Today being Labor Day, it is appropriate we think about issues dealing with labor and laboring. During the epidemic we forced literally millions out of the workforce, temporarily.
What apparently nobody expected was that substantial numbers of them would decide they preferred not working. They learned how to assemble enough government and familial transfer payments to survive, perhaps learned to be okay with the trade off of having more leisure and less money and “things,”
Now the epidemic has eased, but much-larger-than-expected numbers of people formerly doing low-level jobs decided not to look for work. They didn’t die, haven’t emigrated, are still here but not working.
Some substantial number were close to retirement age and one way or another found a way to afford to retire. Some further number decided to homeschool their kids, and are households that have only one wage earner where they previously had two. And a bunch are working age people not in school, living in their parents’ basement or equivalent.

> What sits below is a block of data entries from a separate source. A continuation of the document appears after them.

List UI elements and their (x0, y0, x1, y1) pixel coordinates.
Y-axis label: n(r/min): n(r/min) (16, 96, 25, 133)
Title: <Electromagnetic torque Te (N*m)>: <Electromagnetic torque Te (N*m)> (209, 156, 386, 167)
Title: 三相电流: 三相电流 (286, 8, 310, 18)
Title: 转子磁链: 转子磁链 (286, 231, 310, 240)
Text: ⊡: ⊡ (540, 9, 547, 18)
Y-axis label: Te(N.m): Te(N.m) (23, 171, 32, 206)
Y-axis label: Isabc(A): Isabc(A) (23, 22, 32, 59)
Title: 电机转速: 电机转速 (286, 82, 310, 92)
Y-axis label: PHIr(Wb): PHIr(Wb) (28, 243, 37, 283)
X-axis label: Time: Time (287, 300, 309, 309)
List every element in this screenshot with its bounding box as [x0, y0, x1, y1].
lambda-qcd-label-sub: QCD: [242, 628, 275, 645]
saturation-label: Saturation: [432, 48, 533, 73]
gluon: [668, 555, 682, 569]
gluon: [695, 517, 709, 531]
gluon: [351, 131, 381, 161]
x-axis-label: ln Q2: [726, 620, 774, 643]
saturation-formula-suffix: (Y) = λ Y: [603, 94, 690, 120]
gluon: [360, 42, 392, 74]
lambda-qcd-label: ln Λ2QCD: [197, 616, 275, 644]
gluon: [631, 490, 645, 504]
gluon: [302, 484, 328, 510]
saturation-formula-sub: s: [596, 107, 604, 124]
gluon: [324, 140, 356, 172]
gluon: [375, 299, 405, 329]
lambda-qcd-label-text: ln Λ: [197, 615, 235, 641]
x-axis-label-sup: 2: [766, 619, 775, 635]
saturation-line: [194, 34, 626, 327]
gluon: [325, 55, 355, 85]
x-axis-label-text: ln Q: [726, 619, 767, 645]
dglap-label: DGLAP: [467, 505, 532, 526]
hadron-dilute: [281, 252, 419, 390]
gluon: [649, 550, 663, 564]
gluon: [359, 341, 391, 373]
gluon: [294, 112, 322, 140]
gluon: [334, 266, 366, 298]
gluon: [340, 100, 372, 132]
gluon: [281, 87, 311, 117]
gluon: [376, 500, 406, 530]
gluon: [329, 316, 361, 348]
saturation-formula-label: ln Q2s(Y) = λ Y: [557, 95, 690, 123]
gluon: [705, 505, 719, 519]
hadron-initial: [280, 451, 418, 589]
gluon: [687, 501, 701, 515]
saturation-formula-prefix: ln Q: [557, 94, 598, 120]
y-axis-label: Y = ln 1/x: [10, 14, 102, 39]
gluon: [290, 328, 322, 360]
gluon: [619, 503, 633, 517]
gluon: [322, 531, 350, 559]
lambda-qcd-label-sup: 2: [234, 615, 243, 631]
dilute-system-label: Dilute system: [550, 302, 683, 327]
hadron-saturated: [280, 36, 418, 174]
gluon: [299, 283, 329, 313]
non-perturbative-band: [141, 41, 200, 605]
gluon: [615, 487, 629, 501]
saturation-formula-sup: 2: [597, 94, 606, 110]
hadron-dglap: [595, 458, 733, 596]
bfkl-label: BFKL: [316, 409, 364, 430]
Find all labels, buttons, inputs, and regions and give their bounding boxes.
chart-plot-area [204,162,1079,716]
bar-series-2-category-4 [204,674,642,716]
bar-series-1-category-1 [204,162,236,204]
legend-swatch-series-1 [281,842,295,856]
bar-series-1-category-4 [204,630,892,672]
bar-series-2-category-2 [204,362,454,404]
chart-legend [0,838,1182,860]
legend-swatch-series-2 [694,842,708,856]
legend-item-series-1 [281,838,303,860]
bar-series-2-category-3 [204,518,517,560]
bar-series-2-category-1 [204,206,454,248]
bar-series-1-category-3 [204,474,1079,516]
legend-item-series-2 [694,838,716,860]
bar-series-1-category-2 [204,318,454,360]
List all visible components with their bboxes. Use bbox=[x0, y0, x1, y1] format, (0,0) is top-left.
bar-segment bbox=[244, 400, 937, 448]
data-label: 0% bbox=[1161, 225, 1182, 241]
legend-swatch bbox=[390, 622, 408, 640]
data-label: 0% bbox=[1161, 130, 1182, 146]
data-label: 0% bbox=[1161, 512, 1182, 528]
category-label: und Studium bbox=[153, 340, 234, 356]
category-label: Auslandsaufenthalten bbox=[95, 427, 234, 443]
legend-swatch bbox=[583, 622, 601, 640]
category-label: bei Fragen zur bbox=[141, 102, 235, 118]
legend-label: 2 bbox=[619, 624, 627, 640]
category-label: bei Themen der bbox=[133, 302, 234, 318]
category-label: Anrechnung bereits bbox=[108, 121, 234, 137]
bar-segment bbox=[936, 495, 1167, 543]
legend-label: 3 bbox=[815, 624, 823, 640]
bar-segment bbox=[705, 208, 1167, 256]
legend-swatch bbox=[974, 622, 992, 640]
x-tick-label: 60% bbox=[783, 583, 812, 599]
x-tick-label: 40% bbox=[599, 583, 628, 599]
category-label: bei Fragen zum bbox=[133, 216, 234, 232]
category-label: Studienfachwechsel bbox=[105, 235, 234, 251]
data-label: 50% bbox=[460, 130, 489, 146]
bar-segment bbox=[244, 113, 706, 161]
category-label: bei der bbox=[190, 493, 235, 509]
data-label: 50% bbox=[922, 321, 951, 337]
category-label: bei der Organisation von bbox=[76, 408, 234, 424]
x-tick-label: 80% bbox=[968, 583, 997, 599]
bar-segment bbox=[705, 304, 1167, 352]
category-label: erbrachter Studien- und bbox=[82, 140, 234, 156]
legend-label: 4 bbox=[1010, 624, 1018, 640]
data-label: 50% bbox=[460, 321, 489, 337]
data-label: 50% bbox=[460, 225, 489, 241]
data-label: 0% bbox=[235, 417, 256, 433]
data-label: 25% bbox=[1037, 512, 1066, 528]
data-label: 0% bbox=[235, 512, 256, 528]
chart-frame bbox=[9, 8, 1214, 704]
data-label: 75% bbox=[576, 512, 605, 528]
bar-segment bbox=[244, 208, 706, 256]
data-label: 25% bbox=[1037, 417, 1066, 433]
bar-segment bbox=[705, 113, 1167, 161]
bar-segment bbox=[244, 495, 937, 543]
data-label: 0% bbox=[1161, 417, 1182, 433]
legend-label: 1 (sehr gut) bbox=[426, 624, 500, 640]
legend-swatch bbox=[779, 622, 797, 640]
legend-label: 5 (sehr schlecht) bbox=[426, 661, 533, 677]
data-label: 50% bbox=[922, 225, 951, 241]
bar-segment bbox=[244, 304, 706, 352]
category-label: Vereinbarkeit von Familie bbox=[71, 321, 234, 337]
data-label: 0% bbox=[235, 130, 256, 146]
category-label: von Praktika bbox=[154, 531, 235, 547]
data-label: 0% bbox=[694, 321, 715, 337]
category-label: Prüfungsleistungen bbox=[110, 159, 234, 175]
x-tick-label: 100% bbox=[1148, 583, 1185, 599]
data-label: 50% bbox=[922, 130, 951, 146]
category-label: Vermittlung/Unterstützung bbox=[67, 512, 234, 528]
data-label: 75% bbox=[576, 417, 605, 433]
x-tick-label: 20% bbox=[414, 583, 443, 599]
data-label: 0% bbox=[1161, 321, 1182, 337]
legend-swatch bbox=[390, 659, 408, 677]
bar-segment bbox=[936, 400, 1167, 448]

One of the learnings probably was that when the large cost of childcare is no longer a budget item, a household can live with quite a bit less income. We know the number of homeschooled children has risen.
If you look at the Bureau of Labor Statistics chart, something similar if less dramatic started during the 2008 recession and gradually continued until the epidemic when we sent a lot of people home and they’ve been slow to return.
Maybe it is an aspect of a post-industrial society? If you put enough food banks, housing assistance, disability assistance and WIC assistance in place, some number of people who would otherwise drag their tired, perhaps unhealthy bodies to uninteresting work will find it possible to not go, and will stay home.